Billy Downey

Personal information
- Nickname: Dynamite
- Nationality: Canadian
- Born: William Downey October 28, 1967 Halifax, Nova Scotia, Canada
- Died: October 3, 2012 (aged 44) Toronto, Ontario, Canada
- Weight: Featherweight

Boxing career
- Stance: Southpaw

Medal record
Men's amateur boxing
Representing Canada
Commonwealth Games
| Gold medal – first place | 1986 Edinburgh | Featherweight |

= Billy Downey =

Canadian boxer (1967–2012)

Billy Downey (October 28, 1967 – October 3, 2012) was a Canadian former boxer who won a gold medal at the 1986 Commonwealth Games.

==Early life==
William "Bill" Downey was born on October 28, 1967, in Halifax, Nova Scotia.

==Amateur boxing career==
Downey began boxing in 1976. He trained at the Citadel Boxing Club under national boxing coach Taylor Gordon, alongside his cousin Ray Downey.

He won the featherweight title at the CABA Canadian Intermediate Boxing Championships in Halifax on May 6, 1984. He was named fighter of the intermediate tournament.

The following year, he won a bronze medal at the Stockholm Invitational Boxing Open in January 1985 and claimed silver at the Canadian Intermediate National Boxing Championships in April.

He fought at the World Boxing Championships in Reno, Nevada in May 1986. The 125-pounder scored a 3–2 upset over Seric Nurkazov, the reigning Soviet and 1983 European champion. He was defeated in the quarterfinals by Kelcie Banks, the eventual gold medalist.

Billy Downey was a gold medalist in the featherweight classification for Canada at the 1986 Commonwealth Games in Edinburgh, Scotland. The results were:

===1986 Commonwealth Games results===

  - Quarterfinal: Defeated Roger Spiteri (Australia) by decision, 5–0
  - Semifinal: Defeated Johnny Wallace (New Zealand) by KO in 1st round
  - Final: Defeated Peter English (England) by KO in 1st round

He was voted "Best Overall Boxer" of the XIII Commonwealth Games Boxing Tournament.

The Nova Scotian boxer won his first senior national title in March 1986 in Cornwall, Ontario.

At the Feliks Stamm Memorial in Warsaw, Poland, in November 1986, he captured a gold medal by defeating Grzegorz Jabłoński.

On December 7, 1986, he competed in the Quebec Cup at the Complexe sportif Claude-Robillard. He knocked out France's Eric Tormos in the first round for the 60-kilogram title.

Downey won a silver medal at the tenth annual President's Cup in Jakarta, Indonesia, in February 1987. At the Canadian senior box-off championships in May 1987, the defending champion retained his title and qualified for Canada's Pan Am Games team.

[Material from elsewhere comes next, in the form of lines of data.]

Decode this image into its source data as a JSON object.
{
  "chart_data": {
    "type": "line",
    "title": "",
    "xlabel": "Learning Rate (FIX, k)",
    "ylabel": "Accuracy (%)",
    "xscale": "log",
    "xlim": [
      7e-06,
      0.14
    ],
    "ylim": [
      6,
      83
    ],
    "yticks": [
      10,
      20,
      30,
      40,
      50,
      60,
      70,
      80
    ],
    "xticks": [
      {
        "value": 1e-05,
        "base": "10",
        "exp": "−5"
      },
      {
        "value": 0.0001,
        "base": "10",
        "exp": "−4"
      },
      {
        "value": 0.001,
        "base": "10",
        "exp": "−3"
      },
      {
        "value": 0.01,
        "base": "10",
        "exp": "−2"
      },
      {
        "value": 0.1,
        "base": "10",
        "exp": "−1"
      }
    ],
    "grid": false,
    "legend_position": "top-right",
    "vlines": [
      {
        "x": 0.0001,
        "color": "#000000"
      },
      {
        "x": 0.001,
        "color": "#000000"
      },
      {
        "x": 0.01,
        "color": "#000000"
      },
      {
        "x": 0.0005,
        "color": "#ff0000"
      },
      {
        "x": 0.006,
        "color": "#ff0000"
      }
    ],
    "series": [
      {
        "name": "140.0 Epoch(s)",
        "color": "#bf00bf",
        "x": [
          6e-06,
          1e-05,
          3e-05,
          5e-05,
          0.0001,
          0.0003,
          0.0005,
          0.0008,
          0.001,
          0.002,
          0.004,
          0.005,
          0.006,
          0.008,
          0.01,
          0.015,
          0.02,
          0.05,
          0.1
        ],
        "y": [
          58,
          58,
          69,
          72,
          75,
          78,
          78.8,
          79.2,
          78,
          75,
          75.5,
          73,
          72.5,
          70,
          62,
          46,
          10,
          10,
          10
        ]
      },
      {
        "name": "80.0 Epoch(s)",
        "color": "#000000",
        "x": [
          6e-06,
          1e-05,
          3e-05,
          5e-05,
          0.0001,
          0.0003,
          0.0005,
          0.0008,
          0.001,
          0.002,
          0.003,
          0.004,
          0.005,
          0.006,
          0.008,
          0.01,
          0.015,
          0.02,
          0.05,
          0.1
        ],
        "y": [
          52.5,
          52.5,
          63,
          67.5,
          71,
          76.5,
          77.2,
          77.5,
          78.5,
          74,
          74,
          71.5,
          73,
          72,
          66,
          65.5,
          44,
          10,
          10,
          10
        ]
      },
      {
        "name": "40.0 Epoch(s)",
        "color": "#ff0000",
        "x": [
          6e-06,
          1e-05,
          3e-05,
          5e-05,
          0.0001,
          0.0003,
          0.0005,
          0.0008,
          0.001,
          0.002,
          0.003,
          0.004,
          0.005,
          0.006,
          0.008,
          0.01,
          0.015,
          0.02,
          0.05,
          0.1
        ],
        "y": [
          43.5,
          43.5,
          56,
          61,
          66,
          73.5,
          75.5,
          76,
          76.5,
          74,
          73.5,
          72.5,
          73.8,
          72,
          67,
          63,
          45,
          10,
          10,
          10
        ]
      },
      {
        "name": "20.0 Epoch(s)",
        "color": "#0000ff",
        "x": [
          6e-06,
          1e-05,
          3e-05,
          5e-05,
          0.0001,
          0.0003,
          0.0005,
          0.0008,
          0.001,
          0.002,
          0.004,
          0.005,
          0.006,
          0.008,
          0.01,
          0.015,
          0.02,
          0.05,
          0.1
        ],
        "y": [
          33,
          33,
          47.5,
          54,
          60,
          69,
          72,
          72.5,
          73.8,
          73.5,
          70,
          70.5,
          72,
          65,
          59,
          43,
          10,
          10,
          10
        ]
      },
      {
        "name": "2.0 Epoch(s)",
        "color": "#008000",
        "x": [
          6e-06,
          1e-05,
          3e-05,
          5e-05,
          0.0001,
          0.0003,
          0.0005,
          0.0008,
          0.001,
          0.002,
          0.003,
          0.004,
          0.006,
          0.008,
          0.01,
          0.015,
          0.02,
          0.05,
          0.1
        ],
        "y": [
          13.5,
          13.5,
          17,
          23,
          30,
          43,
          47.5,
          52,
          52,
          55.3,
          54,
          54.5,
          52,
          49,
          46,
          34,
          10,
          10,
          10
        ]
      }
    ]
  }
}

On May 20, 1987, Downey survived a car accident in Halifax with minor injuries after the car he was in plunged off an overpass, landed upside down, and fell almost 20 meters onto railway tracks, cutting his forehead on the guardrail.

The Halifax featherweight represented Canada at the 1987 Pan American Games in Indianapolis in August 1987. In the preliminary round, Downey stopped Aruba's Rense Richardson with a technical knockout at 2:40 of round one. He advanced to the tournament quarterfinals, where he lost to Esteban Flores.

When he returned, his absence from training fueled his distractibility. After moving to Toronto, he was sentenced to six months in jail in October 1987.

==Death==
Billy Downey died on October 3, 2012, in Toronto, Ontario, Canada, at 45.